Feature

STUDYING WAR

CAN WAR BE RATIONALIZED? YES, BUT THE CRITERIA SET DOWN BY THE CHURCH ARE SPECIFIC AND STRINGENT

By Patrick Mott, Editor, Orange County Catholic     11/12/2014

“To everything there is a season, and a time to every purpose under heaven…

A time to kill…”

 

As long as humans have existed, so has war. It is brutal, ugly, horrifying and cruel, and its principal aim is destruction—to take the fight to the enemy with such thorough and remorseless power and resolve that the other side surrenders or is utterly erased from existence. It has been a curse on humankind since our primitive ancestors attacked each other with stones and sticks.

Photo: Getty Images

 

So can war possibly be justified? Jesus, Saint Augustine and the Catholic Church say yes. But a very qualified yes.

In its essence, a just war is one that is waged in defense, or to counteract the evil that an aggressor nation or entity brings to a conflict of arms. A war of aggression or imperialism, designed to subdue and subsume another nation, its people and its resources, can never be considered just, nor can a war waged for the sake of vengeance or hatred.

With that as a kind of foundational principal, Saint Augustine, in the fourth and fifth centuries, set down a short list of criteria for waging just war that have been refined over the better part of 2,000 years, but that at their core have remained essentially unchanged and that are now known within the Catholic Church as the Just War Doctrine.

At the deepest roots of the doctrine is the assertion that Christians must shun violence and promote peace—but must not shrink from the use of arms when it is called for. Even Jesus acknowledged the legitimate use of force when he told the apostles, “Let him who has no sword sell his mantle and buy one” (Luke 22:36).

For the exercise of force to be considered legitimate, all of the following conditions must be met, according to the “Catechism of the Catholic Church” (2309):

  • The damage inflicted by the aggressor on the nation or community of nations must be lasting, grave and certain.
  • All other means of putting an end to it must have been shown to be impractical or ineffective.
  • There must be serious prospects of success.
  • The use of arms must not produce evils and disorders graver than the evil to be eliminated. The power of modern means of destruction weighs very heavily in evaluating this condition.
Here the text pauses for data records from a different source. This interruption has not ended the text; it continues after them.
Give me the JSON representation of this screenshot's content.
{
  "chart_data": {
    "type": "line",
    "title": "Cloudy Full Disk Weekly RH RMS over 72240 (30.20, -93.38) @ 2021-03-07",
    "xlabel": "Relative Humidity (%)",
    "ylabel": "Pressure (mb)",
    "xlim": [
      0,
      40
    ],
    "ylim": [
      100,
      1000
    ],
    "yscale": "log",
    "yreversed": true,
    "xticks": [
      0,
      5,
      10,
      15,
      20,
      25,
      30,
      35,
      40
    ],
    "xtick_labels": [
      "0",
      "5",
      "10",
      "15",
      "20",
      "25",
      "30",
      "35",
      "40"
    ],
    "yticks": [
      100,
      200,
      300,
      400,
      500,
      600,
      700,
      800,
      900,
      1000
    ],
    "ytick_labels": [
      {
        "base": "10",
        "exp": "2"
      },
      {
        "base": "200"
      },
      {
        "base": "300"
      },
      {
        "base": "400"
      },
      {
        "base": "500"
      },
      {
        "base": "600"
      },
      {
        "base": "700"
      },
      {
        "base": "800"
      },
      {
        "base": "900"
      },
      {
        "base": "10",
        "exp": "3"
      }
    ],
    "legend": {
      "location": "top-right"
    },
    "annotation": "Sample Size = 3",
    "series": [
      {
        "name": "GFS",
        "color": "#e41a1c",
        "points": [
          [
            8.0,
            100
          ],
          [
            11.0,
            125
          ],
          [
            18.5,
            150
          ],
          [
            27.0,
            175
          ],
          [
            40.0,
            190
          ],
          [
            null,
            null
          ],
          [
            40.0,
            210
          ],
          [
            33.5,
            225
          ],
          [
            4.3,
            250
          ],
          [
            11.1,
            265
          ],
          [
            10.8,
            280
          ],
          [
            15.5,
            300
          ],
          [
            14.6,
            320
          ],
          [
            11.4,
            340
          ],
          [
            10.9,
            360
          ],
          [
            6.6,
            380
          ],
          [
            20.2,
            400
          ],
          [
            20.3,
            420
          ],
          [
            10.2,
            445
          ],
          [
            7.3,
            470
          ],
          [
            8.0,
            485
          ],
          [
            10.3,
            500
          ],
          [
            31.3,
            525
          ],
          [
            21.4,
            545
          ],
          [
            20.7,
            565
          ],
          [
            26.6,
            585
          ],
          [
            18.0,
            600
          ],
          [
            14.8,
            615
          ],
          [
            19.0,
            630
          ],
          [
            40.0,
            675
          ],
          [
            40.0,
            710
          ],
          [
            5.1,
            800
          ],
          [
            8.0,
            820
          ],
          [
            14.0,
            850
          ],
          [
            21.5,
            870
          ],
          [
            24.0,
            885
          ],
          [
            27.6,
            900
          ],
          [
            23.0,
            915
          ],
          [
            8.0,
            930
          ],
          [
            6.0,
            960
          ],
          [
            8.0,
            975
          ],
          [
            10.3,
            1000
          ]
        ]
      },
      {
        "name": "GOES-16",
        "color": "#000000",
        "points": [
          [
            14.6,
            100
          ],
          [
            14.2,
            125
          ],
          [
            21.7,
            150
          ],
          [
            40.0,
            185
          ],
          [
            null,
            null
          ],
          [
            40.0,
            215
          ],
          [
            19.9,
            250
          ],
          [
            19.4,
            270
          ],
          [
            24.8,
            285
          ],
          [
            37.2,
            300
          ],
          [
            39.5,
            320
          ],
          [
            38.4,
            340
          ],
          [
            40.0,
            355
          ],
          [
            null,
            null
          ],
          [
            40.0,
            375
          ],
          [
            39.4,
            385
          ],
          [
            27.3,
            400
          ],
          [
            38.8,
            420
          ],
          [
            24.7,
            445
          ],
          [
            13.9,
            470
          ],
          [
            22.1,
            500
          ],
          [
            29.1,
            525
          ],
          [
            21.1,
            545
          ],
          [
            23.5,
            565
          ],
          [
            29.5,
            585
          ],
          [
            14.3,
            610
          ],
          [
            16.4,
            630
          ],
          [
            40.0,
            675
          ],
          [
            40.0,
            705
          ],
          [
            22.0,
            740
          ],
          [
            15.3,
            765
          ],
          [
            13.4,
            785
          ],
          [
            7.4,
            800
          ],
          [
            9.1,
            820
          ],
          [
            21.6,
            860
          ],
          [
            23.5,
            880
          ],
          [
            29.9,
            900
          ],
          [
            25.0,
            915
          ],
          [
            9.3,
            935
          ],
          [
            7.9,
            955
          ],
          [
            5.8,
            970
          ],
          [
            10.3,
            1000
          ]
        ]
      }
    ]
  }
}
The Catechism points out that “rigorous consideration” must be given to any decision to go to war and that such evaluation “belongs to the prudential judgment of those who have responsibility for the common good.” It also says that it is not enough for just one of the conditions to be met; all must be met “at one and the same time.”

If all moral conditions for going to war have been satisfied, it is then necessary to turn attention to the moral issues involved in the conduct of the war. “Non-combatants, wounded soldiers and prisoners must be respected and treated humanely,” asserts the Catechism. It also declares that “blind obedience” is no excuse for immoral and criminal acts in wartime, such as genocide.

Where does this leave the United States in today’s world? How does the Just War Doctrine figure into America’s global fight against terrorism?

The U.S. Catholic Bishops are adamant that America “has a moral right and grave obligation to defend the common good against mass terrorism.” They have also said, however, that “those who subscribe to the just-war tradition can differ in their prudential judgments about its interpretation or its application.”

The Catholic sociologist and writer George Weigel argues that the doctrine is not “an algebra that provides custom-made, clear-cut answers under all circumstances. Rather, it is a kind of ethical calculus, in which moral reasoning and rigorous empirical analysis are meant to work together in order to provide guidance to public authorities on whom the responsibilities of decision-making fall.”

Weigel does agree with the bishops that the fight against terrorism qualifies as just, in the same way that World War II did.

Of the Sept. 11 attacks he says, “The perpetrators of these acts of mass murder understood themselves to be involved in a war—against the United States and, more broadly, the West. Had that fourth plane destroyed the White House or the U.S. Capitol, it would have been unmistakably clear that these attacks were aimed at the destruction of the United States government—just as the previous attacks on the Khobar Barracks in Saudi Arabia, the U.S.S. Cole, and the U.S. embassies in East Africa were attacks on the United States, every bit as much as the attack on Pearl Harbor.

“That the adversary is not an army in the conventional sense does not change the reality of the situation. Guerrilla warfare involves…a foe that deliberately blends in with the civilian population, no army-to-army fight, a long struggle, etc.; no one suggests that guerrilla warfare is anything other than warfare.”

The fact that war has broken out does not mean that “all’s fair.” The Church has been particularly clear on the use of weapons of mass destruction.

“Every act of war directed to the indiscriminate destruction of whole cities or vast areas with their inhabitants is a crime against God and man, which merits firm and unequivocal condemnation,” declares the Catechism, reaffirming the teachings of Vatican II in the apostolic constitutional document “Gaudium et Spes.”

That same document—the title of which means “Joy and Hope”—sounded a sobering note of realism that serves as a reminder of the crucial necessity of the Just War Doctrine: “Insofar as men are sinful, the threat of war hangs over them, and hang over them it will until the return of Christ.”